Bishop Spong worked during his time as an Episcopal priest to, in his terms, place the resurrection into its historical and literary context, moving away from a literal understanding of the event. He says that this approach to scripture saw attendance at his church grow.
“When people hear it, they grab on to it,” Bishop Spong said. “They could not believe the superstitious stuff and they were brainwashed to believe that if they could not believe it literally they could not be a Christian.”
And yet, for those who wish to hold to the bodily resurrection of Jesus, the event is one of tangible hope, an event that vindicates Christ and His way in a way that a spiritual resurrection simply will not.
This, Sojourners’ Jim Wallis argues, is particularly true for those Christians in marginalised communities, those for whom the gospel remains a dangerous claim on their lives, a commitment for which they face the very real possibility of death.

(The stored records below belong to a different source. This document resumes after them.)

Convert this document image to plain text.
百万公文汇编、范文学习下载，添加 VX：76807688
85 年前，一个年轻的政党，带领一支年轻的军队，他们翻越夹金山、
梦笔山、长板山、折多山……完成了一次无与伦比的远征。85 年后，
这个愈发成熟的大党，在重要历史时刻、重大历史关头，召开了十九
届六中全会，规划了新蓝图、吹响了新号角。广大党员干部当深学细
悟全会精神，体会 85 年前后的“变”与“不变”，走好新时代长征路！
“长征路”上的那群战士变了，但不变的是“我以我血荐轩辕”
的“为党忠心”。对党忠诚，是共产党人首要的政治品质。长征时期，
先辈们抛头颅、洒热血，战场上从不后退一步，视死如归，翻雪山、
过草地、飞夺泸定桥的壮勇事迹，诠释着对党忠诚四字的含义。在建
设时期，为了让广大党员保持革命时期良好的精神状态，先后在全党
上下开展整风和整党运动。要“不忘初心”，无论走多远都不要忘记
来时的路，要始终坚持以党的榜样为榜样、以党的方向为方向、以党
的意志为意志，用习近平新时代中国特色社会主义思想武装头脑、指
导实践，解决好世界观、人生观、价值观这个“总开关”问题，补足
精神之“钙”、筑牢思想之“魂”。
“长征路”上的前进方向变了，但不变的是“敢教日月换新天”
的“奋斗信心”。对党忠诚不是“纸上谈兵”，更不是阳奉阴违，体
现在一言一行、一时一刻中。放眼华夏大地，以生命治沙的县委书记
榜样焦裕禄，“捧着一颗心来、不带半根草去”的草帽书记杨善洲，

For these persecuted Christians, Wallis argues that the resurrection is a vindication that a metaphorical approach would deny:
[T]hat debate is often a mostly intellectual one, with heady arguments flying back and forth, and usually ends up quite unresolved. Their sincere question prompted a different response in me. I simply asked a question back: “In the heat of South Africa’s oppression and the heart of apartheid’s despair, do you think that a merely metaphorical resurrection would have been enough for Desmond Tutu? It wouldn’t have been for me.” Mere intellectual debates aren’t enough when it comes to faith. It is what we face in our real lives and in the real world that has the most capacity to deepen our faith.
Whatever the interpretation of the event itself and how exactly the Atonement works, Easter is an important day for Christians as the reminder that God has forgiven our sin through the Christ event, an occasion in which He was present in human suffering.
As Synod of NSW and ACT Moderator Rev. Simon Hansford writes, the resurrection event should serve as a touchstone for the church’s contemporary work and witness. “The hope of Christ’s resurrection proclaims our belief that forgiveness for sins is real. We believe that chains can be broken, and prisoners released; we declare that our ears can be opened, as well as our hearts.”
Happy Easter from the Insights team.